Number of serial tasks : N
Time for computing gradient in each task: C
Total runtime: N*C
Assume no communication overhead and K << b:
Total runtime: ≈ N * C/K
Linear speed-up in the number of machines K
Communication Overhead S per iteration:
Total runtime: ≈ N * ( C/K + S)
Speed-up: C / ( C/K + S )
Expect S to be larger with increasing number of machines included in the cluster
For epoch mode(orange line), there are two pieces of lines that have a downward trend in speedup. Notice that both cases have the same number of cores, for instance (1 worker&4 cores, 2 worker&2 cores) but they have different number of workers. We initially assume they have similar performance due to the same number of cores, but instead fewer number of workers actually leads to better performance. Our conjecture is that if we include more workers in our training process, these workers need to set up its own spark context and import necessary libraries, which may increase the communication overhead.

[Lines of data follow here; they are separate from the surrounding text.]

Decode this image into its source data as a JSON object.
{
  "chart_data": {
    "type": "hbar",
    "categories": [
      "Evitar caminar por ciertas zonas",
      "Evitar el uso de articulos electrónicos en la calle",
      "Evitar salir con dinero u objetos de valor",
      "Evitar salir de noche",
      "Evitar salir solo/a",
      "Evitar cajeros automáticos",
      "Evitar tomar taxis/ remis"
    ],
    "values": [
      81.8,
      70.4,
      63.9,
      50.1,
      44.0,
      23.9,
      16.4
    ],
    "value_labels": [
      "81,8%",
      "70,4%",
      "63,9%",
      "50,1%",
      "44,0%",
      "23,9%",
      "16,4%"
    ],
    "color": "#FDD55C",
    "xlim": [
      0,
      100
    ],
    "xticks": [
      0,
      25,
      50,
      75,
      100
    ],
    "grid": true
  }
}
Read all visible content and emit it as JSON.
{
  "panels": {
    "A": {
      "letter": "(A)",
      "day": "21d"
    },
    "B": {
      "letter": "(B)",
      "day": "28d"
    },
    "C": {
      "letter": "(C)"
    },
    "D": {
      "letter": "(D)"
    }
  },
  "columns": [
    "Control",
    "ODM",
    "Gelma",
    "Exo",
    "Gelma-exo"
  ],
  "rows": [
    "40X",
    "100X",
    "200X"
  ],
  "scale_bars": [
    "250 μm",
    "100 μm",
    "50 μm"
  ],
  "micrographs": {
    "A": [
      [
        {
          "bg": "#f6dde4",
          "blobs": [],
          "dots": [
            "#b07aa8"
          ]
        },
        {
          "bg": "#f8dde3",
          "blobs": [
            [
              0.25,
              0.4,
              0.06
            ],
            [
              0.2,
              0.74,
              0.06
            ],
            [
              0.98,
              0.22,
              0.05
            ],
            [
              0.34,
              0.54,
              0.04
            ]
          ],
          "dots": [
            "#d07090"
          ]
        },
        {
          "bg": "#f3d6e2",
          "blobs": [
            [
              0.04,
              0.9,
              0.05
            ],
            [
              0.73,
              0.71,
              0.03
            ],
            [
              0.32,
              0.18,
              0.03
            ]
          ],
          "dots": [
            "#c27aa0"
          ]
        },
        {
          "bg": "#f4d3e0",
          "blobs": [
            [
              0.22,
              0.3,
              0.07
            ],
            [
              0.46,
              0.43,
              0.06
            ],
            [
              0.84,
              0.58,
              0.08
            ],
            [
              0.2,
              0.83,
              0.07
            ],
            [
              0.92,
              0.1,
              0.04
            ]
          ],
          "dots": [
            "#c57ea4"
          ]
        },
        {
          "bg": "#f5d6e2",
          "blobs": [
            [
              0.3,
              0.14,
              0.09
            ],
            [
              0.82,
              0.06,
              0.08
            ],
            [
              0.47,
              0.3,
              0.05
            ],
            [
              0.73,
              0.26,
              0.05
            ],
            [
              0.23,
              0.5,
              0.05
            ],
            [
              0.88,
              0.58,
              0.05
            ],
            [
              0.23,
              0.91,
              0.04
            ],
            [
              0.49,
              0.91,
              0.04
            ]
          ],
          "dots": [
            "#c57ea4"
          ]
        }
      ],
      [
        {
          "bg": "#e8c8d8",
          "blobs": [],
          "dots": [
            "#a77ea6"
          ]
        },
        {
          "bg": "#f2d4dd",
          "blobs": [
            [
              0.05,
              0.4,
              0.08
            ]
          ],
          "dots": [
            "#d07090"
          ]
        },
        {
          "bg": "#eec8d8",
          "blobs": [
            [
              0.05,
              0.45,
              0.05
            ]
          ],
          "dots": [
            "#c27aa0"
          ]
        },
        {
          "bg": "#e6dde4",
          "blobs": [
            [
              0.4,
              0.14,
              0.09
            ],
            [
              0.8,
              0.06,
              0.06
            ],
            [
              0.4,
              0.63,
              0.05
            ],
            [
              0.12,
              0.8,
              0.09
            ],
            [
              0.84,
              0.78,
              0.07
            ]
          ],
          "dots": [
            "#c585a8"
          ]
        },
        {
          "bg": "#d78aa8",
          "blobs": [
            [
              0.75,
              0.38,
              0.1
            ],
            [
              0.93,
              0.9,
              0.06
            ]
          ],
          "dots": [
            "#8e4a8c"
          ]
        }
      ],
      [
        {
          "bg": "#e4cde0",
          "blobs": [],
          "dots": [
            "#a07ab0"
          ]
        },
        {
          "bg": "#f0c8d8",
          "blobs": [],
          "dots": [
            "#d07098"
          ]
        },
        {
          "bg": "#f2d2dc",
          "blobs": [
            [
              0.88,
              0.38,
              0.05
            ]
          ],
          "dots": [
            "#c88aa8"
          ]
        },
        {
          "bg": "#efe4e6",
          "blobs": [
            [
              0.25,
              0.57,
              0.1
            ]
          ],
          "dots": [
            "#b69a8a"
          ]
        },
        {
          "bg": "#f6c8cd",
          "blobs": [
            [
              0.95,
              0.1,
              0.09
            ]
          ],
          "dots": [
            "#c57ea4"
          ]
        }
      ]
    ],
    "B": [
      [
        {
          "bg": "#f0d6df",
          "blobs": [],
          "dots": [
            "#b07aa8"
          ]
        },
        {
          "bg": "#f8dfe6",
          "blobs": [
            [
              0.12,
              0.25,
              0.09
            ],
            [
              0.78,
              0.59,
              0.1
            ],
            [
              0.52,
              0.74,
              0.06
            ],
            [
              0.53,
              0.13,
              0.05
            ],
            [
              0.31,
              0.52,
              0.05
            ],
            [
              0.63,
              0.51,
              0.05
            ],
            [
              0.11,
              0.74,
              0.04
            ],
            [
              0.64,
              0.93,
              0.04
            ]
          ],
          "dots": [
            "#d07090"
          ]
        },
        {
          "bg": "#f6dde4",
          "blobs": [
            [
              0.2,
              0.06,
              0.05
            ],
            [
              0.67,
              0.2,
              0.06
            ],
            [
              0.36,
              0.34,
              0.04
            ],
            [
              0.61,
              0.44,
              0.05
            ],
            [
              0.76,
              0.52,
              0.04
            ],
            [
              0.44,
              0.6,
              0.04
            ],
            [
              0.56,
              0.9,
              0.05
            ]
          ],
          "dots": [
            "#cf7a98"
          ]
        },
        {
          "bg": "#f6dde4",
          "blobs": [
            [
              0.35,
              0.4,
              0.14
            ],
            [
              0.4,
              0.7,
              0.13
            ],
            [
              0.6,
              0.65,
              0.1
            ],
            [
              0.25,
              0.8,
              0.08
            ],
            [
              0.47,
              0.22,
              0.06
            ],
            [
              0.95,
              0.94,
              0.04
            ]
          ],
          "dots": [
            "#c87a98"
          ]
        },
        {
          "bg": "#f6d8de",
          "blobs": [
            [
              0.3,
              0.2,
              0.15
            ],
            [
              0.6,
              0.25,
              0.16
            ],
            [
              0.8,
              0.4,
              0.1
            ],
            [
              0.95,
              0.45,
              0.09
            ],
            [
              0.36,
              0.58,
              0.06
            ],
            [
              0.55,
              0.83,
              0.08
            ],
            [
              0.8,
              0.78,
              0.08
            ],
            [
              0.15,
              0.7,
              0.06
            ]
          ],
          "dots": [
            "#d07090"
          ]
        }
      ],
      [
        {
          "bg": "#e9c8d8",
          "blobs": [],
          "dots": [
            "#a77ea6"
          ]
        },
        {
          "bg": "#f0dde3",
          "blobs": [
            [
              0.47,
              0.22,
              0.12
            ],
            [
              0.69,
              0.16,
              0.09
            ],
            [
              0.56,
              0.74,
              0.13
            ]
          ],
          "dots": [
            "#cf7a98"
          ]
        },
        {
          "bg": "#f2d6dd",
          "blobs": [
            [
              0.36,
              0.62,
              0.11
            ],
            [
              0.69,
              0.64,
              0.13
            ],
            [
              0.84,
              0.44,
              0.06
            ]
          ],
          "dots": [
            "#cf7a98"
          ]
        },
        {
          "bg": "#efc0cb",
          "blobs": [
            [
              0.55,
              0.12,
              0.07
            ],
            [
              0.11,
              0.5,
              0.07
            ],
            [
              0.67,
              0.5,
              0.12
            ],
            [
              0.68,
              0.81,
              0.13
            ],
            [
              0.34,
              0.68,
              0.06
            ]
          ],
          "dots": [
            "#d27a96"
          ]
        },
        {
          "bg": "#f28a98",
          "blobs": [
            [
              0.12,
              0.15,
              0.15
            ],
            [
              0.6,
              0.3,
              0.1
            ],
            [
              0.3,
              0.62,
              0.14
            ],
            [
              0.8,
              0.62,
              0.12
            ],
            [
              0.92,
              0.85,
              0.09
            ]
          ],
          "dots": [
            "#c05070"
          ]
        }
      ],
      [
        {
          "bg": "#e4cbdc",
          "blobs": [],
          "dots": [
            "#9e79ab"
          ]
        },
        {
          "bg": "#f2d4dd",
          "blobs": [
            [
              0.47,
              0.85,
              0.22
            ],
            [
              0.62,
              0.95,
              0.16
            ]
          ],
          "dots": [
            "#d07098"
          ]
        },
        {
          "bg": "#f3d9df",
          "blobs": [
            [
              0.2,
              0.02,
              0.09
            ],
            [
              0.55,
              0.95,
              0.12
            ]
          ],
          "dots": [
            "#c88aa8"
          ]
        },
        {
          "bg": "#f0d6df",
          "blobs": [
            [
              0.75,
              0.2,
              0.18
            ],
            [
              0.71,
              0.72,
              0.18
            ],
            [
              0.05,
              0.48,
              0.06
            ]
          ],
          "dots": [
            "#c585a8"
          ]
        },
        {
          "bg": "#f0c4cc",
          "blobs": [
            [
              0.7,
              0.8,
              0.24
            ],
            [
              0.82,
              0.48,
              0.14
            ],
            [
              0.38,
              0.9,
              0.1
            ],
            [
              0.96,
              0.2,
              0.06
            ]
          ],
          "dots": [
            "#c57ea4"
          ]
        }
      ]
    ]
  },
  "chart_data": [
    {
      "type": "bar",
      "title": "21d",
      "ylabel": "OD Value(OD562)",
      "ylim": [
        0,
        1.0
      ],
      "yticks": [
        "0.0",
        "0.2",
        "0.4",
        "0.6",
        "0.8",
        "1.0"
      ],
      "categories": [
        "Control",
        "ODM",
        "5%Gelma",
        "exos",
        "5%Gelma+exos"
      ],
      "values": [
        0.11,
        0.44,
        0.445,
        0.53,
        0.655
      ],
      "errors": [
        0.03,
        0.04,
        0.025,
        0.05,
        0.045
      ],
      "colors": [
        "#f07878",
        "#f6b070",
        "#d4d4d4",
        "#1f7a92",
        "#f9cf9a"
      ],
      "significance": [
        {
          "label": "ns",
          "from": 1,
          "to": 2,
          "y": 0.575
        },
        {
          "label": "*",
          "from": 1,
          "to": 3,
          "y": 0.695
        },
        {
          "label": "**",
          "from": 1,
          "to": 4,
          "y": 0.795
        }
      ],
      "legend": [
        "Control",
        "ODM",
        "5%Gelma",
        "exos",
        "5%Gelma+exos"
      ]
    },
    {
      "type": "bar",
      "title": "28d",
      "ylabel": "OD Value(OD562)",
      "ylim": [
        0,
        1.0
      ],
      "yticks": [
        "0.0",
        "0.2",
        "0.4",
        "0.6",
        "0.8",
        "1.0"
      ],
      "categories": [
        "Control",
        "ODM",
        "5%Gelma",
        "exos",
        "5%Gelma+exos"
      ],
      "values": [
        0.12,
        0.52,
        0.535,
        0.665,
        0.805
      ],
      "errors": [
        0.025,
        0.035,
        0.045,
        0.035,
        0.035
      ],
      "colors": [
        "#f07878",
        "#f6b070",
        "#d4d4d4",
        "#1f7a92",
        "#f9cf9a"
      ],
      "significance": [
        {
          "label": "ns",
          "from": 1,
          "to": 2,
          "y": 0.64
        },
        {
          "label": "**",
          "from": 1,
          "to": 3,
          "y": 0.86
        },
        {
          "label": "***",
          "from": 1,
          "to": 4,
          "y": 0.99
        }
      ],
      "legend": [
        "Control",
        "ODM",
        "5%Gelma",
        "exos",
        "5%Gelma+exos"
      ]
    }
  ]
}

The highest training accuracy of our model achieves 70% while the test accuracy achieves 10%. The reason is that since we encounter memory issues that will be elaborated more on the later section, we have to drop a few layers, including dropout layers, in our network to reduce the total number of parameters in the model. Since the master node will record all the parameters and gradient updates, having too complicated models will take up too much memory space and cause the program to halt. Thus, our simplified model with fewer dropout layers cannot effectively prevent overfitting issues, which results in the discrepancy between training and validation datasets. Therefore it would be hard to compare the performance of the model that incorporates distributed learning and the one without.
Due to memory issue in spark cluster, we reduce the entire data down to 10 percent of its size as our training data. For all our experiments, we trained 5 epochs with batch size of 32 and our baseline model takes about 8 hours to train locally with one core. Here is the speed up plot for different infrastructure. We can observe that synchronization on batches has a really poor speed up result and synchronization by epochs performs much better. We think the primary reason is the communication overhead. Batch synchronization need to communicate with master node more frequently. Furthermore, as we choose synchronize training, for each batch all nodes have to wait for each other to finish before doing the synchronization.